土屋文明の直筆書簡などが並ぶ展示=高崎市で

 現在の高崎市出身で歌人の土屋文明(一八九〇〜一九九〇年)の生誕百三十年と没後三十年を記念し、文明が上京した後の歌人らとの交流に焦点を当てた企画展「若き日の土屋文明−あまた人々の恵みあり−」が、同市保渡田町の県立土屋文明記念文学館で開かれている。直筆書簡など約百点から文明の当時の心境が伝わってくる。
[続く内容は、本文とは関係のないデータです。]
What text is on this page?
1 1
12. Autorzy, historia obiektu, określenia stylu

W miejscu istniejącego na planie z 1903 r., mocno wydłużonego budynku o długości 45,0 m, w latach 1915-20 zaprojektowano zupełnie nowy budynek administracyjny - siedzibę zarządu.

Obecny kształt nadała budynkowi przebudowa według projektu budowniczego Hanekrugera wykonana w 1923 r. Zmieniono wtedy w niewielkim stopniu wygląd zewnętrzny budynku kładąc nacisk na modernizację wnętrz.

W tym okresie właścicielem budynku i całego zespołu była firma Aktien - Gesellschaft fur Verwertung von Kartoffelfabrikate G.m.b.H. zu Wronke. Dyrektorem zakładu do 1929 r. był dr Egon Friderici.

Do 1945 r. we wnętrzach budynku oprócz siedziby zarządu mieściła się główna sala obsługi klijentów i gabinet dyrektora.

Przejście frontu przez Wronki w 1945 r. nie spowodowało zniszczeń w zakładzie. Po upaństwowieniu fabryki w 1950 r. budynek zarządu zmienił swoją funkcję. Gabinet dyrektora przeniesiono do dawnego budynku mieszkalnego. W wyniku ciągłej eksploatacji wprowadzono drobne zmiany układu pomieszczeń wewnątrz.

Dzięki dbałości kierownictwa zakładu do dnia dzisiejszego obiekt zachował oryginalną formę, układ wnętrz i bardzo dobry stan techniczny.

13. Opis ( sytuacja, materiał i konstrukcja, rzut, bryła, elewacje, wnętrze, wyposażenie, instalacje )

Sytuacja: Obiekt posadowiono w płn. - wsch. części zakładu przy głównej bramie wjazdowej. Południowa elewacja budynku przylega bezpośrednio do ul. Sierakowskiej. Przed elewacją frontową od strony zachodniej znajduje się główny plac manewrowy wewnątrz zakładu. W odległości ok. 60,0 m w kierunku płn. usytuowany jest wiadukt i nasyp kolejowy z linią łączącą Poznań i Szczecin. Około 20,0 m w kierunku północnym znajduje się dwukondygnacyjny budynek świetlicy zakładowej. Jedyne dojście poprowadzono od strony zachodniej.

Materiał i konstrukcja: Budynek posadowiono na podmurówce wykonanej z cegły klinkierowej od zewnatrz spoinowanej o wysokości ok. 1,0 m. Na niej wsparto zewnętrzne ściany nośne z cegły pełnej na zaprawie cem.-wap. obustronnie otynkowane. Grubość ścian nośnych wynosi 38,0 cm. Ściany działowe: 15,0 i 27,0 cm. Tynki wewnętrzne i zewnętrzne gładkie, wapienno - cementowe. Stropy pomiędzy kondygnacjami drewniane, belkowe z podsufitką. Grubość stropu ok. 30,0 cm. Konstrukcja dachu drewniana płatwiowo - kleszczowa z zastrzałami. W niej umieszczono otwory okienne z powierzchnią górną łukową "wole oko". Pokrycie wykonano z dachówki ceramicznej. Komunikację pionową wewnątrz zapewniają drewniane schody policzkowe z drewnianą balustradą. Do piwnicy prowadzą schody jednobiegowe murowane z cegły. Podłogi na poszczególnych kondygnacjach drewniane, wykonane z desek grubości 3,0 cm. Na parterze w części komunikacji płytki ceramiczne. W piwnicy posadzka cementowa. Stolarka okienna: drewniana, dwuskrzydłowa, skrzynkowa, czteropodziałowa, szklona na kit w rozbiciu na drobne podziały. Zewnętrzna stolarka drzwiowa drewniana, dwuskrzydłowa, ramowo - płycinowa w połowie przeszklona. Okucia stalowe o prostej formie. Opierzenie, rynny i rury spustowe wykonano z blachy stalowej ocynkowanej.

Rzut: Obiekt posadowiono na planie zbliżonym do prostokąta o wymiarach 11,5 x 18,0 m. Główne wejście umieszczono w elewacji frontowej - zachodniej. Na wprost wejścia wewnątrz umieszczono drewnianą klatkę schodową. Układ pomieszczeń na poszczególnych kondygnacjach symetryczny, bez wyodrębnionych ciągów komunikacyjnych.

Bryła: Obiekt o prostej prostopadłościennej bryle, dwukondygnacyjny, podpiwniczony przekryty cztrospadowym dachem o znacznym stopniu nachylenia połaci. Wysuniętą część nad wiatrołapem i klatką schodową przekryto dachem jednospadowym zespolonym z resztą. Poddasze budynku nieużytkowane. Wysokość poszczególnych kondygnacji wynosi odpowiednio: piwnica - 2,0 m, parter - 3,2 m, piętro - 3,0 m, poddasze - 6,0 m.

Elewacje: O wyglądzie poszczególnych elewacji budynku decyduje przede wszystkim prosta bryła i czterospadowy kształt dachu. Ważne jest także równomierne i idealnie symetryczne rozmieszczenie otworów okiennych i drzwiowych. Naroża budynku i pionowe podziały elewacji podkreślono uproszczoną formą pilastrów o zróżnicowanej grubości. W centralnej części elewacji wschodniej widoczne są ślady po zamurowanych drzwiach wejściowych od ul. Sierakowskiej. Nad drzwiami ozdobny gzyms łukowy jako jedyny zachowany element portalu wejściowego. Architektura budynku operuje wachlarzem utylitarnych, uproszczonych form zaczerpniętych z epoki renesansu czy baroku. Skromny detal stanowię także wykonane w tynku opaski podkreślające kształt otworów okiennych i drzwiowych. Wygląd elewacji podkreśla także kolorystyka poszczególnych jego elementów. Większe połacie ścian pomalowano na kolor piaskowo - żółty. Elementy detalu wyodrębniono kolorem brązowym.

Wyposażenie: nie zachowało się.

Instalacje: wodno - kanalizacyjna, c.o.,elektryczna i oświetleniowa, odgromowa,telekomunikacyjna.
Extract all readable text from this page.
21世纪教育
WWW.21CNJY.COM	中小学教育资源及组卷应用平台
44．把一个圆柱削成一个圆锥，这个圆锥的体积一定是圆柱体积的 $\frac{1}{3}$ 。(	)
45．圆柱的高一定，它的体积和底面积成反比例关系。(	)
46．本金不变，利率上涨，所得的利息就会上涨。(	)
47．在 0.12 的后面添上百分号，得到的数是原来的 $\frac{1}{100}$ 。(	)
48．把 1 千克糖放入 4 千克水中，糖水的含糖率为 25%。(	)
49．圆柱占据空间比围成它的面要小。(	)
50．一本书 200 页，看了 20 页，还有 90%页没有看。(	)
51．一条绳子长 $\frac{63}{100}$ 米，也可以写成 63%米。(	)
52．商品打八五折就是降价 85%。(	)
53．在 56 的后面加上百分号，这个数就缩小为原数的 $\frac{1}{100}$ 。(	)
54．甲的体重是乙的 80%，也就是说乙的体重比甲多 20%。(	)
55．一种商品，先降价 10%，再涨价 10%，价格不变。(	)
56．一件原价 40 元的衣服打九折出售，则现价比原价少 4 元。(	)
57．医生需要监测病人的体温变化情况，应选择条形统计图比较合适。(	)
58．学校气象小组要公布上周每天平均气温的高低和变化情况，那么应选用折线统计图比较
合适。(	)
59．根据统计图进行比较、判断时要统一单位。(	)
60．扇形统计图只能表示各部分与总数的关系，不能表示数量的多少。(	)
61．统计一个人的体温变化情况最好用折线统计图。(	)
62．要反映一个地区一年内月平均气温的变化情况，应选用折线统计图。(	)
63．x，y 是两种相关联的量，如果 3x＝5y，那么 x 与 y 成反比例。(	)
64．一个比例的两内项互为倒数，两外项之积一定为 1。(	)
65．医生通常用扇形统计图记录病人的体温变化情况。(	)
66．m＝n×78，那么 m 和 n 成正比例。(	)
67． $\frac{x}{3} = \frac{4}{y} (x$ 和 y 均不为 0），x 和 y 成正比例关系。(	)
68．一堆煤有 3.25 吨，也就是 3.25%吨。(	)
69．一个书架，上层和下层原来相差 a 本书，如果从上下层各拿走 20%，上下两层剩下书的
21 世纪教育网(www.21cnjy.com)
十二月二十日まで。 (市川勘太郎)
 文明は旧制高崎中学校(現県立高崎高)卒業後、文学修業のため一九〇九年四月、俳人の正岡子規に師事した歌人伊藤左千夫を頼り上京する。同九月、旧制第一高等学校文科に入学。留年を期にともに小説家の菊池寛や芥川龍之介らと知り合った当時の文明の回想を紹介している。
 一三年に同校を卒業した後の同七月三十日、伊藤左千夫が急逝。高等学校の進学や卒業まで生活全般で支えられた恩師に対し、子規の弟子で俳人・衆院議員の赤木格堂に宛てた同八月十日付の書簡は「一人町を歩む折りなど急に何とも知れず悲しくなり来り不覚に涙を落とすことすら有之候」と悲しみを吐露している。
 一六年に東京帝国大を卒業後、長野県で教員となり、二五年に第一歌集「ふゆくさ」を刊行。教員時代の写真や文明が選者や編集発行人を務めた短歌雑誌「アララギ」も並ぶ。
 佐藤直樹学芸員は「これまで知られていなかった文明の内面が書簡などから分かる。伊藤左千夫に対しては晩年になっても追悼しているため人生で大切な人だったのでは」とみている。
 火曜休館。観覧料は一般四百十円、大学・高校生二百円。